Example: Strassen’s algorithm Strassen discovered an efficient method for calculating C = AB where A and B are square matrices of dimension n by dividing each matrix into four sub-matrices of size n/2, e.g. The recursive algorithm derived from this spawns eight matrix multiplication subcomputations Strassen was able to reduce this to seven, by careful use of matrix additions and subtractions.

McColl and Valiant developed a two-tiered, recursive, generalised BSP implementation of Strassen’s algorithm: Initial data distribution; Recursive generation of sub-computations; Recursion stops at a level where there are sufficient sub-computations to utilise all the processors; Redistribution of data; Calculation of sub-computations; Additions to complete recursive steps.

Dynamic BSP would provide a more elegant framework to implement this recursive algorithm. Master generates the first ‘root’ task, which requests the data server to do some data parallel work without communication. Child tasks are spawned recursively (all within the master). Once the number of spawned tasks is big enough, they are distributed across the workers, who download data from the data server, synchronise, compute block-products and write them back to the data server. Child tasks terminate and suspended parent tasks (at the master) resume by issuing data-parallel computation tasks to the data server.

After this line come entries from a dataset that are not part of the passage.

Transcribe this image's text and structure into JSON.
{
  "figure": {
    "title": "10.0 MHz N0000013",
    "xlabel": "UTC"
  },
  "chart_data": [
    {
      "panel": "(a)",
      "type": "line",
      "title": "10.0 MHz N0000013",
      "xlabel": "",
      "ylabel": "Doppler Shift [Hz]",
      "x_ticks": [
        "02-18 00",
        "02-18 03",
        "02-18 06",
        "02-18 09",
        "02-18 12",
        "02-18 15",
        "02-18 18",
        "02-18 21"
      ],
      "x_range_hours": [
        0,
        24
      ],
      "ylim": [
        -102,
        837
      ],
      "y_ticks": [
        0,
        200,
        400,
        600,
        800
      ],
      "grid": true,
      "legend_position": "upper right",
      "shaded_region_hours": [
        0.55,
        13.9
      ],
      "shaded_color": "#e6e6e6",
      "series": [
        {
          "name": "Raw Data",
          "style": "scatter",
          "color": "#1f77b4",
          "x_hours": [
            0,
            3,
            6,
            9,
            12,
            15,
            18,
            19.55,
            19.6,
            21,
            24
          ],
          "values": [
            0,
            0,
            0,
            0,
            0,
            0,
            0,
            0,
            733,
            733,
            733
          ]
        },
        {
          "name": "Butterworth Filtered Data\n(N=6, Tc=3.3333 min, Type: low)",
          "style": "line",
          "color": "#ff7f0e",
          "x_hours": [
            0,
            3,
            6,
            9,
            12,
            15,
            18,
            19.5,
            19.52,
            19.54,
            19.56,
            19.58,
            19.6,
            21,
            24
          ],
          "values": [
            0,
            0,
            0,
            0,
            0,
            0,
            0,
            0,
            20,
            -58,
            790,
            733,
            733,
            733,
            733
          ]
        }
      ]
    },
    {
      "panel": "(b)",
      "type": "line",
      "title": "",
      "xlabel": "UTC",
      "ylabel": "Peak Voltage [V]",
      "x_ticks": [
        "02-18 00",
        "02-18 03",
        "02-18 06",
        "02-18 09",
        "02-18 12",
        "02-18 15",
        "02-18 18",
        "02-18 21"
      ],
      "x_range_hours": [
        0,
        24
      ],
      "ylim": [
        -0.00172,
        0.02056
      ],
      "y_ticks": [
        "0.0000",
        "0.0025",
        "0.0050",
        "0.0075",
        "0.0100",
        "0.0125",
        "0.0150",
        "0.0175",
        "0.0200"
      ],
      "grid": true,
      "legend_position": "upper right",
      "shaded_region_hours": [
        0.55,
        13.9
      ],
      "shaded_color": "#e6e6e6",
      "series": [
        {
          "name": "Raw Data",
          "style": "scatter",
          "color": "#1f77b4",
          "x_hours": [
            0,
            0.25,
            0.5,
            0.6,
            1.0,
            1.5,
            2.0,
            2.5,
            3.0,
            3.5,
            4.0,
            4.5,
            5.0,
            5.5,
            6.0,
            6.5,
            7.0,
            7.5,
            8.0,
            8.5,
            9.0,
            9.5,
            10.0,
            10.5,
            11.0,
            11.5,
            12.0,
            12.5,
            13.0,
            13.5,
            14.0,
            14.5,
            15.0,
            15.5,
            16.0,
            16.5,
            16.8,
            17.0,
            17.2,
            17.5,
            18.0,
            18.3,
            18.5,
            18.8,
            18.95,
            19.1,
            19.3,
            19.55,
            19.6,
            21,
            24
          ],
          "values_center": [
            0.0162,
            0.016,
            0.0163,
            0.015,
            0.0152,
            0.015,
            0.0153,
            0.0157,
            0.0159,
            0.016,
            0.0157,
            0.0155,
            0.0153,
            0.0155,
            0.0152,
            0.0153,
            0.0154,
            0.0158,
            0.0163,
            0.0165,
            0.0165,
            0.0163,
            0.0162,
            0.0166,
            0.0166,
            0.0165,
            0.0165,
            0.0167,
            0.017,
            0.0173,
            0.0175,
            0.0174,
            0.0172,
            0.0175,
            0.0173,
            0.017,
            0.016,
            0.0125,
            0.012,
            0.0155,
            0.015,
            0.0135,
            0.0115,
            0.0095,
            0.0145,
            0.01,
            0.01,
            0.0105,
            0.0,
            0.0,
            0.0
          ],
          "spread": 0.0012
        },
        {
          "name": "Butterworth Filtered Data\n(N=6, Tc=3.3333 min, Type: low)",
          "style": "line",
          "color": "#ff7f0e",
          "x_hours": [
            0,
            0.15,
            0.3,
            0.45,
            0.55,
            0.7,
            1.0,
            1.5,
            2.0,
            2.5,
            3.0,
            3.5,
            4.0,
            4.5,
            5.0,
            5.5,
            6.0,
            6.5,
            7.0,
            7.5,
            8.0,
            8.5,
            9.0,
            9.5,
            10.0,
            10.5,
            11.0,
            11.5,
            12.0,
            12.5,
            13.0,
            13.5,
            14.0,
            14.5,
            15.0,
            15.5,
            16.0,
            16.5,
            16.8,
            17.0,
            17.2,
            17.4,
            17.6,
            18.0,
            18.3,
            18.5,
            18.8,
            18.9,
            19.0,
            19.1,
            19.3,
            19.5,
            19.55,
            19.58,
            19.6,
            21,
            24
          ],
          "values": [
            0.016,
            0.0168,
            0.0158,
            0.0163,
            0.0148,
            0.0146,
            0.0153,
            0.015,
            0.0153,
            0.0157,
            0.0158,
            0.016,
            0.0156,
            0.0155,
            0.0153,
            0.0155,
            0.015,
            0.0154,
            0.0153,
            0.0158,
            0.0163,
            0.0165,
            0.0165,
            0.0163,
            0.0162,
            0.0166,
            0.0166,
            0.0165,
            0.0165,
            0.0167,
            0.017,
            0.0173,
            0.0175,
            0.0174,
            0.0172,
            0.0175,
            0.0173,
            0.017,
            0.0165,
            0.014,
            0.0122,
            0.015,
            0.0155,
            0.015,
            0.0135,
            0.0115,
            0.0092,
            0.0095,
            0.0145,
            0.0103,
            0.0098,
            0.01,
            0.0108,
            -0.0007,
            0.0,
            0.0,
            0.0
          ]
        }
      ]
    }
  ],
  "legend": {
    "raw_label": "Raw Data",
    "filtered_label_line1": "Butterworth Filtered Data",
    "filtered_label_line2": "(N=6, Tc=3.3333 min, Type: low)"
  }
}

Summary We have proposed a modified version of BSP for Grid usage which counteracts problems of resource heterogeneity, availability and reliability. This would seem much harder to achieve for a message-passing paradigm such as MPI. Dynamic BSP also provides a more elegant programming model for recursive algorithms. Now we need a Grid implementation. Note that this would also serve as a vehicle for embarrassingly-parallel problems – which could be implemented with a single ‘huge’ BSP superstep.